Em 7 de outubro, Shem Tov escapou do Hamas perto do local do festival com sua amiga, Maya Regev, e o irmão dela, Itai Regev. Ori Danino, outro amigo com quem haviam se encontrado horas antes, conseguiu deixar a zona de perigo. Mas ligou para eles, pediu que mandassem a localização e voltou para buscá-los.
Na estrada, atiradores dispararam contra o carro, ferindo os Regev. Os quatro foram levados para Gaza. Danino foi separado dos demais. Ele e outros cinco reféns, incluindo Goldberg-Polin, foram executados por seus sequestradores em um túnel no sul de Gaza em agosto do ano passado, segundo o Exército israelense.

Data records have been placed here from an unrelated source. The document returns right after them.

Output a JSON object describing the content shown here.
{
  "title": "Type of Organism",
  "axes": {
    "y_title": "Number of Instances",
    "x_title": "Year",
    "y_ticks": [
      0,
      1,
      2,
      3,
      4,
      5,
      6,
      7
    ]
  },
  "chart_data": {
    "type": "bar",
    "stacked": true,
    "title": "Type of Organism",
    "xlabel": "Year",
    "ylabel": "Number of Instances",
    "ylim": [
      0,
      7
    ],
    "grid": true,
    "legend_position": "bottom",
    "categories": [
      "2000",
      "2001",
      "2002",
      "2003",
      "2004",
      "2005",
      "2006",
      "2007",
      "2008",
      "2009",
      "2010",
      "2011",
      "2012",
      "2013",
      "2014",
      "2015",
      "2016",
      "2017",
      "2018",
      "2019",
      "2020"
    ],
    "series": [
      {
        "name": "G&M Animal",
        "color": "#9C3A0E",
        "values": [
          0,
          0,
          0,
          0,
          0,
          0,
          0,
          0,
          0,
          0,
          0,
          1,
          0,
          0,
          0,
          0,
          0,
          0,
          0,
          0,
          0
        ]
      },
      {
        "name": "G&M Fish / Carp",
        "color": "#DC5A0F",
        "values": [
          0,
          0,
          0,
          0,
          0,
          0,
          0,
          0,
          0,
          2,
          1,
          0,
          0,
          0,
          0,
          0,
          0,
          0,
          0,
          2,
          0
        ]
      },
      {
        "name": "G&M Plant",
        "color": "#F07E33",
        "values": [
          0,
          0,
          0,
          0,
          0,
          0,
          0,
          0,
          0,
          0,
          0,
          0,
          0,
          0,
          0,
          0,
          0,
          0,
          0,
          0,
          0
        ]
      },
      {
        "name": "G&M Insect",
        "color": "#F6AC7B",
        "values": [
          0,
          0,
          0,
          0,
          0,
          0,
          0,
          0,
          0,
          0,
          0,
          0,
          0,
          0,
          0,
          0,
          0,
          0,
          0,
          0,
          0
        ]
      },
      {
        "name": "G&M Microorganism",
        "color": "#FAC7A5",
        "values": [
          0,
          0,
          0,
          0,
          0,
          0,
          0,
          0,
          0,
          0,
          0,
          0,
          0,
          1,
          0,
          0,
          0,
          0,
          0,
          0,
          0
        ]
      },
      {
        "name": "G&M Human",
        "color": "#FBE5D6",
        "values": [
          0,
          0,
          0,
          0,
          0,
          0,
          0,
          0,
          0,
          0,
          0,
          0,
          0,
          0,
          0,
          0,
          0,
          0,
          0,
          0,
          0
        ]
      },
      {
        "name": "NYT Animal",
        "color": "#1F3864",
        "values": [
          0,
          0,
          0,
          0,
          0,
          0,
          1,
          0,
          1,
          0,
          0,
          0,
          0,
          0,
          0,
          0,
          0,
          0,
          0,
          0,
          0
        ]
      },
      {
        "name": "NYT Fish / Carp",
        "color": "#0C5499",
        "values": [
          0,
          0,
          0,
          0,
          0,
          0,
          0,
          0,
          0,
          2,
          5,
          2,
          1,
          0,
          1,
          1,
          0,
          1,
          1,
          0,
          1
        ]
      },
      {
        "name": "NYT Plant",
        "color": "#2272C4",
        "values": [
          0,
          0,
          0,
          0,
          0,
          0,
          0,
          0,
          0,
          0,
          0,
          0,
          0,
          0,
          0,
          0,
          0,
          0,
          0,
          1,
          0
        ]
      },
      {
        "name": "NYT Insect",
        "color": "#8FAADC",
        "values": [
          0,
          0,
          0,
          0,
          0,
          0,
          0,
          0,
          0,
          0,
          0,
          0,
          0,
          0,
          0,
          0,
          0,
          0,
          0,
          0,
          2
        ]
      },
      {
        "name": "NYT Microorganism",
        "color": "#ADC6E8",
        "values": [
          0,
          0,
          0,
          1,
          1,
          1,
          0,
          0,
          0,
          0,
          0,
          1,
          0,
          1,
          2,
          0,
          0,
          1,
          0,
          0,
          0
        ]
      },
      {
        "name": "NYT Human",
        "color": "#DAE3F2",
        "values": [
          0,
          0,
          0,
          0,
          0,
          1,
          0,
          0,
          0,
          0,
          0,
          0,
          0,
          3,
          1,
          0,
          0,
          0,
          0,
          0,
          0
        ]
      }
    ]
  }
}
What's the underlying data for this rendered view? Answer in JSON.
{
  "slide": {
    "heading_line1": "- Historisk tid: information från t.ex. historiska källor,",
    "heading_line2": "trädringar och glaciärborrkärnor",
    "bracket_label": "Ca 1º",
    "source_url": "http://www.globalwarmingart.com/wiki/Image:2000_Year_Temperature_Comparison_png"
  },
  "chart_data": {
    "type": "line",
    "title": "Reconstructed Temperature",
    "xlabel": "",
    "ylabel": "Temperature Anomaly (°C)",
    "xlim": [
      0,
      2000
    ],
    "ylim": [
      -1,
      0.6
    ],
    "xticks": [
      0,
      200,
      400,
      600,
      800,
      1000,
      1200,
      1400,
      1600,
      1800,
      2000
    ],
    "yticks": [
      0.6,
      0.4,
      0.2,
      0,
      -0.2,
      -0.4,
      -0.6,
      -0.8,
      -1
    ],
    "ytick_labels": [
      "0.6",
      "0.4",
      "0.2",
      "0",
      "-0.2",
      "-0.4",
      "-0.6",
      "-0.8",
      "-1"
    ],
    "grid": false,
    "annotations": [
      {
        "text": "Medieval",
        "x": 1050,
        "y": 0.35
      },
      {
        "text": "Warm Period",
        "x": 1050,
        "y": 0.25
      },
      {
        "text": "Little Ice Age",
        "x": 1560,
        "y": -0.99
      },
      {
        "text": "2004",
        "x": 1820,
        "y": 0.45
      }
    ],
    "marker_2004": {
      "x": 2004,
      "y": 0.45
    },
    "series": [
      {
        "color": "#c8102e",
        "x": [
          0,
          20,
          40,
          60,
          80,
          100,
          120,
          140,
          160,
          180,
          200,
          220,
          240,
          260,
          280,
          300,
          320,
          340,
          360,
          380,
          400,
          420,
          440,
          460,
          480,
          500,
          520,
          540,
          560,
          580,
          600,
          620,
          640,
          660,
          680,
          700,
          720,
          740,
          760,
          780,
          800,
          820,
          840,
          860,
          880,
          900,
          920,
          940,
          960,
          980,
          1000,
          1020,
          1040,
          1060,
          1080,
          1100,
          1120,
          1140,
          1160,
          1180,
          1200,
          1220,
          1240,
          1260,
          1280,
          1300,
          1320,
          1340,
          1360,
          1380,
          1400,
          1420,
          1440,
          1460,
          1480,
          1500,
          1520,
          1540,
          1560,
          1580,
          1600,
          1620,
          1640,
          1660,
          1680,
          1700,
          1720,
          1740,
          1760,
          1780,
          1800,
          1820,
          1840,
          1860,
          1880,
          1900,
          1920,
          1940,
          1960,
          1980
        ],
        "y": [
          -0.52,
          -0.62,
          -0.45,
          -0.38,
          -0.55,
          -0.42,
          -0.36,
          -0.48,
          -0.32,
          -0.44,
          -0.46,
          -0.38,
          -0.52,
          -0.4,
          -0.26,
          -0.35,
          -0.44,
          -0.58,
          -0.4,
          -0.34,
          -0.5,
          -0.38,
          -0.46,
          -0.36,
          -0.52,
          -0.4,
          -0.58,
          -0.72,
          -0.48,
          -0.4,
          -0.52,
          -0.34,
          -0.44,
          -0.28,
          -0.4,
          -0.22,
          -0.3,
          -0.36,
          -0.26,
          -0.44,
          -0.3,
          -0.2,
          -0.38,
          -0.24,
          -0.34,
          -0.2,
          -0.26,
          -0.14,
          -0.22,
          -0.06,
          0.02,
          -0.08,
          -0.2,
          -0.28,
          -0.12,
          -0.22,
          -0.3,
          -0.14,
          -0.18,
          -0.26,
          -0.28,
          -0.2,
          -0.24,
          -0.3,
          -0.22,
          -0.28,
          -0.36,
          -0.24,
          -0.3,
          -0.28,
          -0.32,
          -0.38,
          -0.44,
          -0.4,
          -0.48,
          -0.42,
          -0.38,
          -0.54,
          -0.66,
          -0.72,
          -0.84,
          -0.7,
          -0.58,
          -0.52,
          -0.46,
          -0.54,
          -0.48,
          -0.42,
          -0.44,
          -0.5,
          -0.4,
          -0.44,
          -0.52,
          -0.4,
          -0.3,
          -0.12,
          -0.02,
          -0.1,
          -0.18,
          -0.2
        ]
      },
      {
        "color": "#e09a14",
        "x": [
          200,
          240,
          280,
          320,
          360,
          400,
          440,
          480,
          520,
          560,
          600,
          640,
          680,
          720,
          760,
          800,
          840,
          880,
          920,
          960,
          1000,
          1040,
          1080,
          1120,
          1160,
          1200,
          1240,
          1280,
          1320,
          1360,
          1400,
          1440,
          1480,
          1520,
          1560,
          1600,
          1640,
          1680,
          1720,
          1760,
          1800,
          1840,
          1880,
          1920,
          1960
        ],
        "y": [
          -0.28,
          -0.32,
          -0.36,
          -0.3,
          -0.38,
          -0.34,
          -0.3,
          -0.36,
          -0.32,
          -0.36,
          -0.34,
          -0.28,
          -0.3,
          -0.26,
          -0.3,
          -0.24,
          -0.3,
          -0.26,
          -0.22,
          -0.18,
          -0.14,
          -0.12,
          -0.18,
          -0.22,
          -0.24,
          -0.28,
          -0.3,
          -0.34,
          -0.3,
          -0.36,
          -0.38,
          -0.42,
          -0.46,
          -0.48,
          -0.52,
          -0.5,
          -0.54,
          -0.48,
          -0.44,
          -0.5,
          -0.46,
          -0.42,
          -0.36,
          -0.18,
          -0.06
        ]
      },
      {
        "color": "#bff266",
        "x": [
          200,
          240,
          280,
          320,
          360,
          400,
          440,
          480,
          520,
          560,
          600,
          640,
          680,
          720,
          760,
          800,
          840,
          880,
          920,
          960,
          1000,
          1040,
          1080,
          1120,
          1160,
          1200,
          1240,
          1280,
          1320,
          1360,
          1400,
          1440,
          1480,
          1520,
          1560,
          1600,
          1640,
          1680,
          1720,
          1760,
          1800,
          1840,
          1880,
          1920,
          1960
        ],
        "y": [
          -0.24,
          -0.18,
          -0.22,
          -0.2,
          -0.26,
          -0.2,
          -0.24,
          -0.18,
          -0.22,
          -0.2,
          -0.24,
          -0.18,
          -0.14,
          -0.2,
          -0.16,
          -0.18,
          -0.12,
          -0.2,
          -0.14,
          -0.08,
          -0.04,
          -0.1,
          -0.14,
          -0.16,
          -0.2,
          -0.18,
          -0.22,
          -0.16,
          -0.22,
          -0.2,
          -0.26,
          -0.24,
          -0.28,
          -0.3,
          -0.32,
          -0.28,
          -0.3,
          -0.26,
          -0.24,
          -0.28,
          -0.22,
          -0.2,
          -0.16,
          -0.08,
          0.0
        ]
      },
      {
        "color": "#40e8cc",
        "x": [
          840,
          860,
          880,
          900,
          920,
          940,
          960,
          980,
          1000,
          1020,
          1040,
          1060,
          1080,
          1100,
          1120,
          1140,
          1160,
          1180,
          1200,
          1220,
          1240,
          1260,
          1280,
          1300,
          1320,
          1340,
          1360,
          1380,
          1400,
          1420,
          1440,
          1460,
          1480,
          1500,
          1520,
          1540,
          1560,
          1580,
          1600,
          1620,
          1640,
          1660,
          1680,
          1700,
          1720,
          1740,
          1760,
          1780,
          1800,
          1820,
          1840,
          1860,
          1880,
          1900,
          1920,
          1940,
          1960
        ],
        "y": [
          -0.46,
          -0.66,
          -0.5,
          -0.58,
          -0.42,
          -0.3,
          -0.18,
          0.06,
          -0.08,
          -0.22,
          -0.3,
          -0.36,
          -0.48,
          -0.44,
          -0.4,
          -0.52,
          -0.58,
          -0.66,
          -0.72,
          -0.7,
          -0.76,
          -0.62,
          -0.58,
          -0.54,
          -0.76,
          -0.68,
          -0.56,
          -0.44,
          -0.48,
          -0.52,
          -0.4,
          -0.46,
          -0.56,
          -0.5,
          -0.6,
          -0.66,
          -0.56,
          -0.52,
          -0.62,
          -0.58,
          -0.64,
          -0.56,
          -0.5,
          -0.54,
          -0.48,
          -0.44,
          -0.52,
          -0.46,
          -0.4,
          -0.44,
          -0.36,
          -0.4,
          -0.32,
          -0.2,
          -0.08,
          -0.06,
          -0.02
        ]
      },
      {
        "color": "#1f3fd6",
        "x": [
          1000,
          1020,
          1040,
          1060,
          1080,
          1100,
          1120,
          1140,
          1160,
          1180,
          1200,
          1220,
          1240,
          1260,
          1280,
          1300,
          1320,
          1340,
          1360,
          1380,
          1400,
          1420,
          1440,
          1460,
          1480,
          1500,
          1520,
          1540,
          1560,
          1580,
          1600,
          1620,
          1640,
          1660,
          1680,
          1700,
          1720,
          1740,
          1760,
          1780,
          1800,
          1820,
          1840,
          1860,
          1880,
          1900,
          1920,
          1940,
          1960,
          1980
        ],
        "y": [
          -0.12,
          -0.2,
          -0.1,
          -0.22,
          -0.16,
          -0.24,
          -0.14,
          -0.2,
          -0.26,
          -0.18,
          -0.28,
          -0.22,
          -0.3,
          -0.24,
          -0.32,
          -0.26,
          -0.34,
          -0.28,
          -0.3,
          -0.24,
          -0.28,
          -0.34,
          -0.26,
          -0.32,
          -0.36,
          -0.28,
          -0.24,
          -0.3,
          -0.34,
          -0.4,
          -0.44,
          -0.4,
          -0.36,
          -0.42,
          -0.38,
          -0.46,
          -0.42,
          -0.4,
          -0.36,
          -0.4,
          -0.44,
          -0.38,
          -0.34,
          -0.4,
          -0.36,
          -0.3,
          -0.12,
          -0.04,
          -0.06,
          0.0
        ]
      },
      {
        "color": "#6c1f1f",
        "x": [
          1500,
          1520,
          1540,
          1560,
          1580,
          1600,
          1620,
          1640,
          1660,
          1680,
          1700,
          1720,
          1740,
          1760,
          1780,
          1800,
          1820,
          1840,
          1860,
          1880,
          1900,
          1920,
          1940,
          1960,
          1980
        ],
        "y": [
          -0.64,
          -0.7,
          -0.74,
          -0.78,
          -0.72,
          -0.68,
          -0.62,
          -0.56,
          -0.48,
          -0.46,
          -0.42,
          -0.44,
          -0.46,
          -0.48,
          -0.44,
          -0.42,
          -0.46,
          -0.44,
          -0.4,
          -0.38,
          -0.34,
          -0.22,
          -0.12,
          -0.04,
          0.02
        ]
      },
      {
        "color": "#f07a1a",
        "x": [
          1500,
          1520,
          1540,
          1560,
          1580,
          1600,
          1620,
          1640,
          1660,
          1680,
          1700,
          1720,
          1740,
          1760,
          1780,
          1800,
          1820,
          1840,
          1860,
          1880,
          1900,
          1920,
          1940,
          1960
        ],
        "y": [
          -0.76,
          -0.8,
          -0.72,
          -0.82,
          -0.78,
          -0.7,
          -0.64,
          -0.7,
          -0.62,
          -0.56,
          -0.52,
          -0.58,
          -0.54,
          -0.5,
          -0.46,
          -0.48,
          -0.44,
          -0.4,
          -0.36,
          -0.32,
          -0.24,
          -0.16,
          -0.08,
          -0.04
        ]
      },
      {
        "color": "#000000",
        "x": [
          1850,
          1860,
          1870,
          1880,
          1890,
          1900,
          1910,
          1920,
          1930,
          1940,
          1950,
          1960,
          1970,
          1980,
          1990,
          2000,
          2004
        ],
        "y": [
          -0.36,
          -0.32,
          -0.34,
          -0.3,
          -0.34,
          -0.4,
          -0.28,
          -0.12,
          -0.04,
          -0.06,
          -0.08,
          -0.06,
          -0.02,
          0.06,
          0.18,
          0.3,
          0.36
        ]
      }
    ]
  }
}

Shem Tov disse que, assim que chegou em Gaza, desceu para os túneis em uma banheira de plástico, içada por uma corda. Seu primeiro instinto foi tentar se conectar com seus sequestradores, conta, apresentando-se e perguntando seus nomes. Um deles perguntou se conhecia as músicas de Eden Ben Zaken, uma cantora pop israelense. Shem Tov cantou o refrão de "Rainha das rosas", um de seus sucessos.
Ele conta que foi forçado a caminhar pelos túneis e chegou a uma casa com sofás amarelos e um candelabro. Depois, foi levado a um apartamento, onde se juntou aos Regev, que receberam tratamentos rudimentares para seus ferimentos. Maya Regev foi transferida para um hospital palestino, e os irmãos foram libertados durante um breve cessar-fogo em novembro de 2023.
Shem Tov disse que trocou de cativeiro várias vezes, geralmente à noite e em uma ocasião usando roupas de mulheres muçulmanas. Ao lado de Itai Regev, quase foi atingido por bombardeios israelenses, incluindo um que estilhaçou as janelas do quarto.
Primeiro milagre
Uma semana após a captura, decidiu se manter kosher (conjunto de regras alimentares do judaísmo). Prometeu a Deus que, se voltasse para casa, rezaria diariamente com o tefilin " caixas de couro contendo pergaminhos com passagens da Torá, que fiéis usam para orações matinais.
Ele diz que o primeiro milagre foi ter sobrevivido ao ataque inicial sem ferimentos. Após o fim do cessar-fogo de 2023, o jovem foi levado mais uma vez para os túneis e passou o resto do tempo de cativeiro sozinho, recebendo às vezes a visita de seus sequestradores. Por 50 dias, relembra, dormiu em uma cela pequena, com pouca comida. Era escuro na maior parte do tempo. Ele mal conseguia respirar, e seus sequestradores lhe deram um inalador.
Certo dia, implorou a Deus que o levasse a algum lugar, qualquer um. Dez minutos depois, conta, os homens o levaram a uma câmara maior, com paredes azulejadas e luz.
" Era como um paraíso.
Agora em casa, o israelense, como outros reféns, ainda se recupera. Seu pai disse que ele voltou mais maduro e mais focado. Agora, o jovem quer estudar artes cênicas, e recentemente voltou de uma viagem na qual conversou com comunidades judaicas nos EUA. E diz que reza diariamente em seu quarto com o tefilin.